Recovery center hosts candidate forum to empower Iowans with behavioral health needs to vote

Recovery center hosts candidate forum to empower Iowans with behavioral health needs to vote

On Saturday, a peer-run recovery center in Clinton will hold its first-ever candidate forum. The goal is to give Iowans who need treatment for mental illness or drug abuse the tools they need to vote.

 

Todd Noack, executive director of Life Connections Peer Recovery Services in Clinton, said, “The people who receive services and their families are really who we’re trying to reach.” “Because it is often hard to find your way around the recovery and support services for both mental and substance abuse.”

 

We already knew that. “And nine times out of ten, the people who are getting help—and maybe even their family members—don’t even vote.”

 

He said that people who go to the discussion will be able to hear from candidates in the area running for the Iowa House of Representatives and the Clinton County Board of Supervisors.
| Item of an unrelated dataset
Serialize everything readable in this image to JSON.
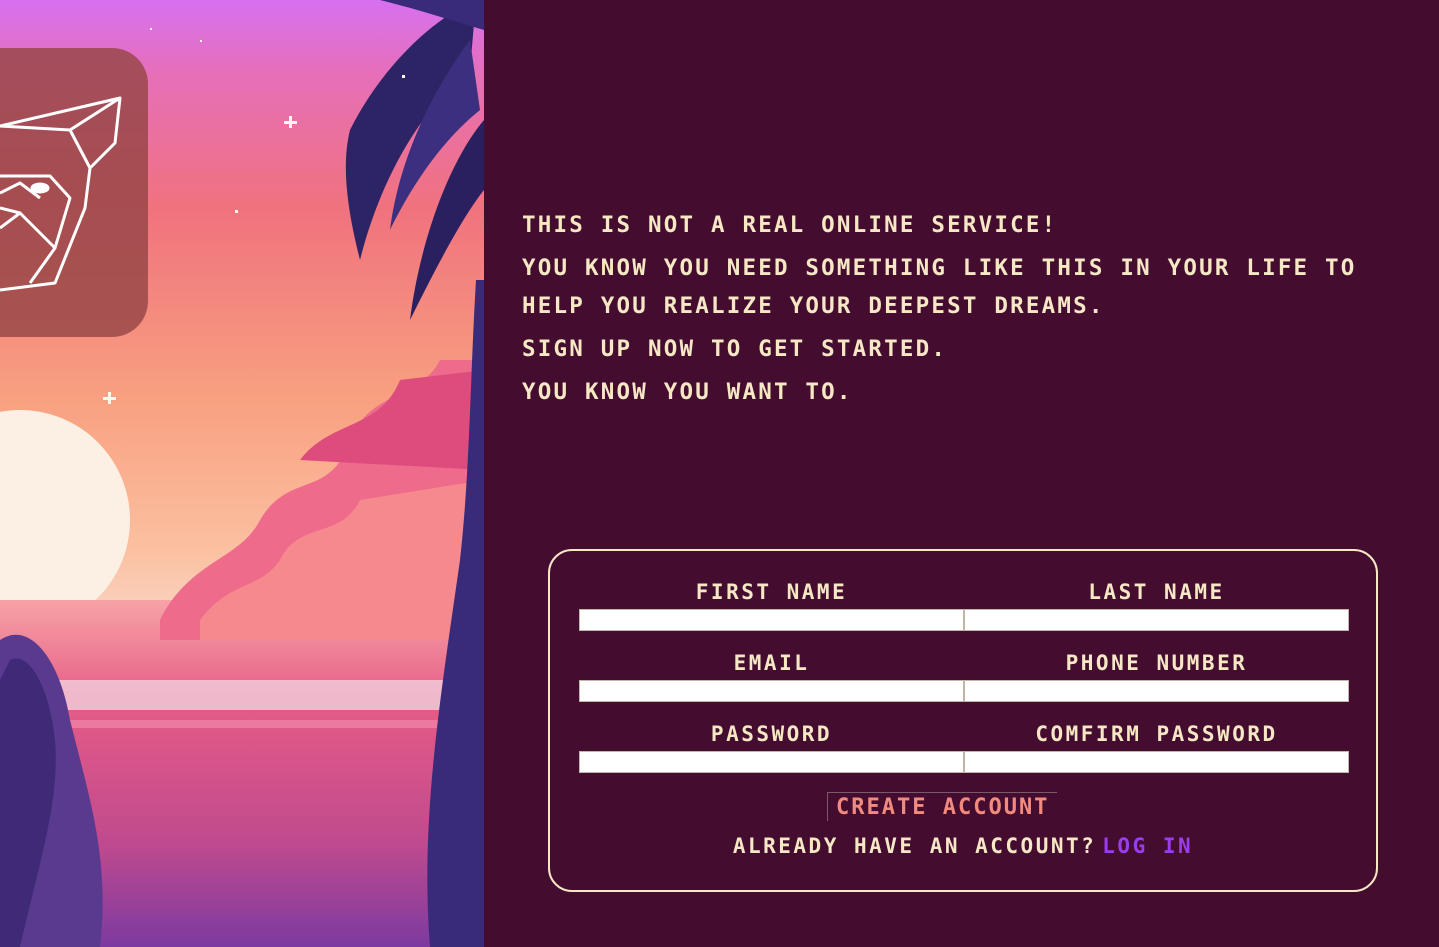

Noack and someone from the office of the county auditor will also talk about how to vote and why it’s important to do so.

 

Noack said that he is trying to help the people he works with understand that the people running for office are job applicants, and the people who vote are the interviewees.

 

Noack said, “When we run for office, we don’t hear the whole story and don’t understand because we don’t talk to the people who get the services.” “In reality, the people who get services have less say in how things change than the people who make those changes.”

 

Noack said he often goes to the Iowa Capitol to talk to lawmakers about recovery services run by peers and to inform them. Someone in power talked to him “in a demeaning way,” he said, so he decided to do something different.

 

Noack said, “It’s not just getting people up there to push for changes.” “It’s teaching the people who get services why they should vote, how to listen, and what to listen for.”

 

He also said that he wants people who have been convicted of felonies to come to the candidate debate. This is because many Iowans who have been convicted of felonies and finished their sentences can now vote again. Noack said that a lot of people who have been convicted of felonies still don’t know they can vote.

 

He told them that by voting, they can try to make changes that will make it easier for people in Iowa to get help for mental health issues and drug abuse.

 

Noack said, “This is why it’s so important to ask these reps and county board of supervisors these questions: to find out who will really do the work for the people who get services.”

 

The Iowa Developmental Disabilities Council is giving the group money to help people get registered to vote. There will be a meeting on September 21 at 11 a.m. at the Life Connections Wellness Recovery Center in Clinton.